As articulated in Recital 29 of the EHDS, software or module(s) of software which is a medical device, IVD or high-risk AI system should be certified in accordance with the MDR, IVDR and the AI Act, as applicable. Let's imagine (1) a medical device (2) that stores or views electronic health records (3) to achieve its medical device intended purpose and that (4) uses AI for data processing. This hypothetical product would qualify as a medical device and EHR system and, on top of that, it uses AI to achieve its intended device purpose. Hence, the manufacturer will be required to conduct conformity assessments under (at least) three different EU Regulations which are the (1) MDR, the (2) AI Act and (3) the EHDS Regulation.

In such cases, where "[w]here EHR systems are subject to other Union legislation in respect of aspects not covered by this Regulation, which also requires an EU declaration of conformity by the manufacturer…, a single EU declaration of conformity shall be drawn up in respect of all Union acts applicable to the EHR system."

Although the EHDS requires EU Member States to take appropriate measures to ensure that the respective conformity assessment is carried out as a joint or coordinated procedure in order to limit the administrative burden on manufacturers, it will be interesting to see how the EU Member States will achieve this in practice. Experience has shown that this has not worked for the (single) conformity assessments under the MDR…

  1. Registration

There also seems to be some contradiction in the latest draft EHDS when it comes to registration requirements for medical devices. Article 32(3) EHDS suggests that medical devices that also qualify as EHR systems or claim interoperability with EHR systems need to be registered in the new "EU database for registration of EHR systems and wellness applications" in addition to registration under medical devices rules (i.e., registered with EUDAMED). However, Recital 36 EHDS conflicts and implies that new registration obligations apply only to "EHR systems and wellness applications, which are not falling within the scope of Regulations (EU) 2017/745 and […] [AI act COM/2021/206 final]…" For medical devices "the registration should be maintained under the existing databases…"

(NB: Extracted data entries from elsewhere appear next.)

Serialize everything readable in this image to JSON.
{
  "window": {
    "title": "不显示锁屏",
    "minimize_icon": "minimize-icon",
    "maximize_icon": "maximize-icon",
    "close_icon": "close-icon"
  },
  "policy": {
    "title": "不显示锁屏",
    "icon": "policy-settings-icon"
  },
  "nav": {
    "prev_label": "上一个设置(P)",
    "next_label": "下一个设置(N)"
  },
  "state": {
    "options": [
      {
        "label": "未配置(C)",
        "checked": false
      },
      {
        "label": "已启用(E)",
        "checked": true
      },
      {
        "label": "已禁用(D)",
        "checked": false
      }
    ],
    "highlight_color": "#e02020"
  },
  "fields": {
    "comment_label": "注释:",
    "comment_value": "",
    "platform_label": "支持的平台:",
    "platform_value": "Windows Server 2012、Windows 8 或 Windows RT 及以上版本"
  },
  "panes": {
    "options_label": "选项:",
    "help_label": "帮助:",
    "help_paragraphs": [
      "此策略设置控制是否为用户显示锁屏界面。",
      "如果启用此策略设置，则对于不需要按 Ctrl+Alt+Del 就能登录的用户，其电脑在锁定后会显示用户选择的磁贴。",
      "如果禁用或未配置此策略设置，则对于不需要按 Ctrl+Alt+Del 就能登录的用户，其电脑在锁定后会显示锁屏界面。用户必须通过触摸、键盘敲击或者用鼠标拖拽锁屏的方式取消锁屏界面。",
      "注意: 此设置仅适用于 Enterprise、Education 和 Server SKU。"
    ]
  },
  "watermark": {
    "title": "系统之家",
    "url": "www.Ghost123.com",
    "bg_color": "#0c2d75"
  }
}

Since the EU appears to be facing significant challenges with larger IT projects like EU-wide databases (e.g., EUDAMED, CTIS), it in any event remains to be seen whether the new EU database for registration of EHR systems and wellness applications under the EHDS will be functional in time to support implementation of the EHDS.

2: Secondary use

The EHDS sets out a long list of covered electronic health data that should be made available for secondary use under the EHDS. It includes, among others, data from wellness applications and health data from medical devices. Note that this chapter of the EHDS is not limited to wellness applications and medical devices that claim interoperability with EHRs; it seems to apply to all wellness applications and medical devices. Data holders (see our blog here for more) of data generated by wellness applications and devices will have to share this data upon request from an HDAB.

Note, however, that Member States are apparently allowed to introduce stricter safeguards (for example an opt-in consent) for the re-use of health data from wellness applications under the EHDS, but not for health data from the EHR system they can interoperate with or from health data from medical devices. This makes little sense, and it will be interesting to see what safeguards (if any) Member States introduce in practice.

We will keep you posted about any further developments.